En Paris, Montalvo sufre decepciones, ingratitudes, soledades, ¿cuántas veces habrá dominado el furor de la angustia extrema dentro de su pecho? esperando que Alfaro y José Miguel Macay cumplan la promesa del envío de dinero para la publicación de su magnífica obra: “Los Tratados”. Alfaro y Macay habían prometido ser los inversionistas para este proyecto, habiéndolo sacado a Montalvo de la tranquilidad de Ipiales, lo empujaron a acometer esta aventura en Europa, “el viejo mundo siempre rutilante para las ambiciones de toda gran figura hispanoamericana”, Alfaro encontró en Montalvo, al brillante idealizador, al inigualable polemista, y sabía que él, lo impulsaría a ocupar espacios que se escribieran, más tarde, en la historia ecuatoriana.

La inversión para la publicación de sus Tratados, encuentra tregua por la muerte del impresor. Cuando se reanuda adecuadamente este trabajo fue Clemente Ballén quien pagó  a la editora de Basazón, una gruesa suma, el tiraje eran cuatro mil ejemplares, en edición de lujo, que se encontraron listos a fines de 1882, así con un sin número de vicisitudes, los “Siete Tratados” que tanta fama e inmortalidad le dieron, estuvieron listos en una “edición primorosa”, co-dignos de su esfuerzo y de su entrega, para conquistar al público europeo y americano.  Tras este acto de consiente generosidad de Clemente Ballén, Montalvo escribe a su sobrino Adriano: “La Providencia me alargó la mano por otro lado”.

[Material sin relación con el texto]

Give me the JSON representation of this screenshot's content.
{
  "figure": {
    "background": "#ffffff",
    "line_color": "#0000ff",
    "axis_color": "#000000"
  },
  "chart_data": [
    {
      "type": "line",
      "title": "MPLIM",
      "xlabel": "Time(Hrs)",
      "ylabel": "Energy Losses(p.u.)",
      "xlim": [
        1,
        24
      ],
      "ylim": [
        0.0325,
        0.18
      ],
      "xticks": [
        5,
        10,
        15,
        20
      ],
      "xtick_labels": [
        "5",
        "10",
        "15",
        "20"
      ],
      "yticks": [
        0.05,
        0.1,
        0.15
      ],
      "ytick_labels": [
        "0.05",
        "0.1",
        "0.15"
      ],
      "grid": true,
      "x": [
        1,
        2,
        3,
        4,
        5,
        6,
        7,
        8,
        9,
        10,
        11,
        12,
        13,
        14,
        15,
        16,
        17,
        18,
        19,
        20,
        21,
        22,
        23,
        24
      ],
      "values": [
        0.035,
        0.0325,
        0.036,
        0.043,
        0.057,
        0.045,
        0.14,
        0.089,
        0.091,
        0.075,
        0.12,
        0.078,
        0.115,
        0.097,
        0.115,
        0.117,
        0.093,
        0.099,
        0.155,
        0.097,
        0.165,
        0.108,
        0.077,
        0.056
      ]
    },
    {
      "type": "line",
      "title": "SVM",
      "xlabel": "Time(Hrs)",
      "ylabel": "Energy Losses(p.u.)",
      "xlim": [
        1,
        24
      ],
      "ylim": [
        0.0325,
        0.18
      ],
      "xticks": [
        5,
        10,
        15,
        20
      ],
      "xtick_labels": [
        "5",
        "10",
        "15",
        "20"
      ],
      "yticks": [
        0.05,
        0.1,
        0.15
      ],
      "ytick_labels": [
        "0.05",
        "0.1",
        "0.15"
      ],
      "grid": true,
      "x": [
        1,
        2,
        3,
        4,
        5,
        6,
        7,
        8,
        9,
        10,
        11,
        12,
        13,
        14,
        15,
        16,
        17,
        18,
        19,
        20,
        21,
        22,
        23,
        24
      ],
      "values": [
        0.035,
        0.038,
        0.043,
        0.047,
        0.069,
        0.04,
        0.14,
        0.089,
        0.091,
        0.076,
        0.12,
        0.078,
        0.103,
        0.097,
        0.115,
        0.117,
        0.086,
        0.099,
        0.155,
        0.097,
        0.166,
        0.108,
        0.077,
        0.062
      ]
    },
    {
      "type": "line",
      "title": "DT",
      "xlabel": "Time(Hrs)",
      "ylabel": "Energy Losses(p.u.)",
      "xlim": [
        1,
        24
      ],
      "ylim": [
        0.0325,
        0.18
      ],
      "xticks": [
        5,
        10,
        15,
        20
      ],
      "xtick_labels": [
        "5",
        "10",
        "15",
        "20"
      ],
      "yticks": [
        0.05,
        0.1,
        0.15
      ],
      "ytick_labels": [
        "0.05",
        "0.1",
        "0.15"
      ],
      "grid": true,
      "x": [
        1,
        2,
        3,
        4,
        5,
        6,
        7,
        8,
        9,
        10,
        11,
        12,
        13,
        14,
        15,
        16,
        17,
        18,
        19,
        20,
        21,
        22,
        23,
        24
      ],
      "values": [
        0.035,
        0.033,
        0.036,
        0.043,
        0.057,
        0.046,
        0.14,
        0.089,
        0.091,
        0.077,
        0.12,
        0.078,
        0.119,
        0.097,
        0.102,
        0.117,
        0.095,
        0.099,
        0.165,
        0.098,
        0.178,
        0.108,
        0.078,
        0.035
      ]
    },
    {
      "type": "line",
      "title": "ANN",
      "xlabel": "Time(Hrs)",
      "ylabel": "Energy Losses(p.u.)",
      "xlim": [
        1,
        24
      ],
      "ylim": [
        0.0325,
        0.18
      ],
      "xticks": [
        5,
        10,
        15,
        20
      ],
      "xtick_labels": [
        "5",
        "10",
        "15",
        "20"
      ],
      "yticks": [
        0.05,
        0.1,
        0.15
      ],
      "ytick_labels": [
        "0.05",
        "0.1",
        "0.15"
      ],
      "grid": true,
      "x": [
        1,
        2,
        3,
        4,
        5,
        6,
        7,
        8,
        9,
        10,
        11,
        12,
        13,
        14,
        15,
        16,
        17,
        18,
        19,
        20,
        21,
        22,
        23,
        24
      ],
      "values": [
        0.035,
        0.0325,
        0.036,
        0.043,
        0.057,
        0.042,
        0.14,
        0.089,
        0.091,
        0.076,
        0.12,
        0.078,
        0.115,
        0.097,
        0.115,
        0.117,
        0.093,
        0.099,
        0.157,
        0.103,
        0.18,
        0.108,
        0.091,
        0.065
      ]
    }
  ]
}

Oscar Efrén Reyes, uno de los mejores biógrafos de Montalvo, afirma que Miguel Macay se suicidó y Alfaro ocupo el dinero reservado para Montalvo en las causas revolucionarias.

Montalvo se desvelaba por encontrar la celebridad que su alma forjaba, incomprendido por muchos, mal entendido por otros, solo él tenía la claridad de mirar el camino trazado por sus pulsiones inconscientes, superando su propia historia de origen, conquistando con su inteligencia brillante un espacio que hasta hoy perdura, una vida que nos lega el ejemplo de burlar el tiempo y que su pensamiento seguirá reproducido, desmultiplicado y vívido en la conciencia de las generaciones que vendrán.